Akin said he hopes that perceived shift helps him highlight a record on gun rights, agriculture, health care, taxes and abortion that is "more in contact with the state of Missouri" than McCaskill's record.
The congressman retains a tight-knit campaign of loyalists who view the campaign as a cause. Akin's son is his campaign manager. Akin's wife greeted a reporter at the campaign's sparse campaign headquarters outside St. Louis Tuesday.
Aides call that benefit, but GOP critics call at it an insular bubble, shielding him from reality. National Republican leaders have had almost no direct contact with Akin since he chose to remain in the race.
But the candidate said he is receiving enthusiastic encouragement from grassroots conservative supporters who he acknowledged grew more his campaign following the controversy over his remarks.
"The firestorm was a little bit like a tornado," Akin said. "It spins everything around and shakes it up and it leaves things different. And in its wake we felt a tremendous sense of grassroots support and kind of a chill from the party leadership, so it's kind of a 'both and' situation, very unique. I haven't been in the middle of something like that before."
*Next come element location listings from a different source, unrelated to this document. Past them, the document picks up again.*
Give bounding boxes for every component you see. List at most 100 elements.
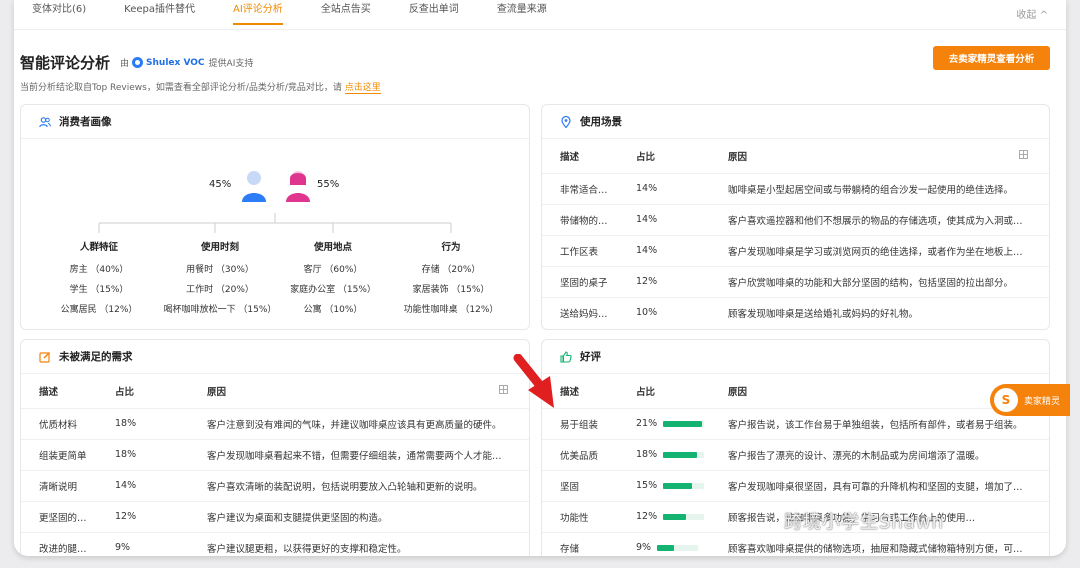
table-row: 优美品质 18% 客户报告了漂亮的设计、漂亮的木制品或为房间增添了温暖。 xyxy=(542,438,1049,470)
progress-bar-fill xyxy=(663,420,703,427)
category-behavior: 行为 存储 （20%） 家居装饰 （15%） 功能性咖啡桌 （12%） xyxy=(396,239,506,322)
column-header: 原因 xyxy=(728,151,748,163)
column-header: 占比 xyxy=(636,386,656,398)
category-crowd: 人群特征 房主 （40%） 学生 （15%） 公寓居民 （12%） xyxy=(44,239,154,322)
category-item: 公寓居民 （12%） xyxy=(60,305,138,315)
tab-bar: 变体对比(6) Keepa插件替代 AI评论分析 全站点告买 反查出单词 查流量… xyxy=(14,0,1066,30)
row-reason: 客户建议腿更粗，以获得更好的支撑和稳定性。 xyxy=(207,531,529,556)
by-prefix: 由 xyxy=(120,59,130,69)
category-item: 功能性咖啡桌 （12%） xyxy=(403,305,499,315)
table-row: 带储物的… 14% 客户喜欢遥控器和他们不想展示的物品的存储选项，使其成为入洞或… xyxy=(542,203,1049,235)
row-desc: 坚固的桌子 xyxy=(542,265,636,297)
scenario-table: 描述 占比 原因 非常适合… 14% 咖啡桌是小型起居空间或与带躺椅的组合沙发一起使… xyxy=(542,139,1049,328)
category-place: 使用地点 客厅 （60%） 家庭办公室 （15%） 公寓 （10%） xyxy=(278,239,388,322)
row-pct: 18% xyxy=(115,407,207,439)
category-item: 用餐时 （30%） xyxy=(186,265,254,275)
brand-suffix: 提供AI支持 xyxy=(208,59,254,69)
collapse-button[interactable]: 收起 ^ xyxy=(1016,6,1048,21)
row-pct: 14% xyxy=(636,172,728,204)
shulex-logo-icon xyxy=(132,57,144,68)
category-item: 家居装饰 （15%） xyxy=(412,285,490,295)
row-reason: 客户注意到没有难闻的气味，并建议咖啡桌应该具有更高质量的硬件。 xyxy=(207,407,529,439)
tab-traffic-source[interactable]: 查流量来源 xyxy=(497,0,547,15)
row-pct: 9% xyxy=(115,531,207,556)
row-pct: 9% xyxy=(636,542,652,554)
column-header: 原因 xyxy=(728,386,748,398)
row-reason: 客户报告了漂亮的设计、漂亮的木制品或为房间增添了温暖。 xyxy=(728,438,1049,470)
progress-bar xyxy=(663,451,705,458)
table-row: 改进的腿… 9% 客户建议腿更粗，以获得更好的支撑和稳定性。 xyxy=(21,531,529,556)
category-time: 使用时刻 用餐时 （30%） 工作时 （20%） 喝杯咖啡放松一下 （15%） xyxy=(160,239,280,322)
row-desc: 易于组装 xyxy=(542,407,636,439)
row-desc: 功能性 xyxy=(542,500,636,532)
row-reason: 客户发现咖啡桌是学习或浏览网页的绝佳选择，或者作为坐在地板上… xyxy=(728,234,1049,266)
table-row: 存储 9% 顾客喜欢咖啡桌提供的储物选项，抽屉和隐藏式储物箱特别方便，可… xyxy=(542,531,1049,556)
row-pct-cell: 18% xyxy=(636,438,728,470)
subtitle-text: 当前分析结论取自Top Reviews，如需查看全部评论分析/品类分析/竞品对比… xyxy=(20,83,342,93)
row-desc: 带储物的… xyxy=(542,203,636,235)
seller-sprite-logo-icon: S xyxy=(994,388,1018,412)
table-row: 非常适合… 14% 咖啡桌是小型起居空间或与带躺椅的组合沙发一起使用的绝佳选择。 xyxy=(542,172,1049,204)
progress-bar-fill xyxy=(663,482,692,489)
row-reason: 咖啡桌是小型起居空间或与带躺椅的组合沙发一起使用的绝佳选择。 xyxy=(728,172,1049,204)
column-header: 描述 xyxy=(39,386,59,398)
tab-variants[interactable]: 变体对比(6) xyxy=(32,0,86,15)
row-desc: 存储 xyxy=(542,531,636,556)
table-row: 清晰说明 14% 客户喜欢清晰的装配说明，包括说明要放入凸轮轴和更新的说明。 xyxy=(21,469,529,501)
tab-reverse-keywords[interactable]: 反查出单词 xyxy=(409,0,459,15)
progress-bar-fill xyxy=(657,544,675,551)
grid-icon[interactable] xyxy=(499,384,508,394)
tab-ai-review[interactable]: AI评论分析 xyxy=(233,0,283,25)
row-pct: 10% xyxy=(636,296,728,328)
edit-icon xyxy=(39,351,51,363)
row-reason: 客户喜欢清晰的装配说明，包括说明要放入凸轮轴和更新的说明。 xyxy=(207,469,529,501)
table-row: 组装更简单 18% 客户发现咖啡桌看起来不错，但需要仔细组装，通常需要两个人才能… xyxy=(21,438,529,470)
table-row: 更坚固的… 12% 客户建议为桌面和支腿提供更坚固的构造。 xyxy=(21,500,529,532)
category-item: 学生 （15%） xyxy=(69,285,129,295)
progress-bar-fill xyxy=(663,451,697,458)
row-desc: 送给妈妈… xyxy=(542,296,636,328)
users-icon xyxy=(39,116,51,128)
chevron-up-icon: ^ xyxy=(1039,10,1048,21)
category-item: 家庭办公室 （15%） xyxy=(290,285,376,295)
view-analysis-button[interactable]: 去卖家精灵查看分析 xyxy=(933,46,1050,70)
card-title: 未被满足的需求 xyxy=(59,351,133,363)
table-row: 易于组装 21% 客户报告说，该工作台易于单独组装，包括所有部件，或者易于组装。 xyxy=(542,407,1049,439)
row-pct: 12% xyxy=(636,511,658,522)
table-row: 送给妈妈… 10% 顾客发现咖啡桌是送给婚礼或妈妈的好礼物。 xyxy=(542,296,1049,328)
row-pct: 14% xyxy=(115,469,207,501)
row-pct-cell: 21% xyxy=(636,407,728,439)
row-reason: 客户喜欢遥控器和他们不想展示的物品的存储选项，使其成为入洞或… xyxy=(728,203,1049,235)
tab-all-sites[interactable]: 全站点告买 xyxy=(321,0,371,15)
red-arrow-annotation xyxy=(513,354,554,408)
progress-bar xyxy=(663,482,705,489)
column-header: 描述 xyxy=(560,151,580,163)
click-here-link[interactable]: 点击这里 xyxy=(344,83,381,94)
row-desc: 优美品质 xyxy=(542,438,636,470)
unmet-table: 描述 占比 原因 优质材料 18% 客户注意到没有难闻的气味，并建议咖啡桌应该具有更… xyxy=(21,374,529,556)
card-title: 使用场景 xyxy=(580,116,622,128)
row-reason: 顾客发现咖啡桌是送给婚礼或妈妈的好礼物。 xyxy=(728,296,1049,328)
category-item: 房主 （40%） xyxy=(69,265,129,275)
collapse-label: 收起 xyxy=(1016,10,1037,21)
category-item: 工作时 （20%） xyxy=(186,285,254,295)
row-desc: 坚固 xyxy=(542,469,636,501)
seller-sprite-float-button[interactable]: S 卖家精灵 xyxy=(990,384,1070,416)
row-pct: 14% xyxy=(636,234,728,266)
row-pct: 12% xyxy=(115,500,207,532)
row-reason: 顾客喜欢咖啡桌提供的储物选项，抽屉和隐藏式储物箱特别方便，可… xyxy=(728,531,1049,556)
row-pct-cell: 9% xyxy=(636,531,728,556)
column-header: 占比 xyxy=(115,386,135,398)
table-row: 坚固的桌子 12% 客户欣赏咖啡桌的功能和大部分坚固的结构，包括坚固的拉出部分。 xyxy=(542,265,1049,297)
category-title: 行为 xyxy=(441,242,461,253)
category-title: 使用地点 xyxy=(313,242,352,253)
card-title: 好评 xyxy=(580,351,601,363)
powered-by: 由 Shulex VOC 提供AI支持 xyxy=(120,56,253,69)
watermark: 跨境小学生Shawn xyxy=(784,512,944,533)
row-desc: 改进的腿… xyxy=(21,531,115,556)
tab-keepa[interactable]: Keepa插件替代 xyxy=(124,0,195,15)
grid-icon[interactable] xyxy=(1019,149,1028,159)
category-item: 喝杯咖啡放松一下 （15%） xyxy=(163,305,277,315)
subtitle: 当前分析结论取自Top Reviews，如需查看全部评论分析/品类分析/竞品对比… xyxy=(20,80,381,94)
row-pct: 21% xyxy=(636,418,658,429)
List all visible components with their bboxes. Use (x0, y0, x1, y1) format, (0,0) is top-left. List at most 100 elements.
Local GOP campaign consultants say Akin's fundraising since his statement and his spending on apology ads, along with National Republican Senatorial Committee and outside groups pledging to cut off financial support for his campaign, leave him without the funds he needs to compete with McCaskill through November.
Akin partly sidestepped questions about his campaign finances, noting he was also outspent in the fractious, three-way GOP primary earlier this month. "In terms of the $5 and $10 and $15 contributions we've done very well, and I don't see any particular reason why that would stop," he said. Akin said that his donors previously "tended to be more in-state" before the controversy, "where now it's more from out-of-state as well."
Akin also appears to be taking a more cautious approach in his dealings with the press. "We're also getting some lessons that dealing with media a little different as well," Akin said. "It's just a much more sensitive environment and any slip-up comes at a high cost."
Asked about the personal impact of the controversy, Akin said he is less bothered by the sudden political notoriety, which he called part of politics, than death and rape threats, including at least one under FBI investigation. "They get your attention," he said.
While regularly criticizing Akin on policy grounds this week, McCaskill has not highlighted his remark on abortion. Clearly sharing Akin's desire that his campaign continue, McCaskill has used similar language to Akin in warning against "party bosses" outside Missouri dictating the GOP Senate nominee.
Akin laughed off that piece of mutual interest. "I am afraid the honeymoon may be short lived," he said.
Akin has several campaign events outside Kansas City Friday, including a media availability in the evening.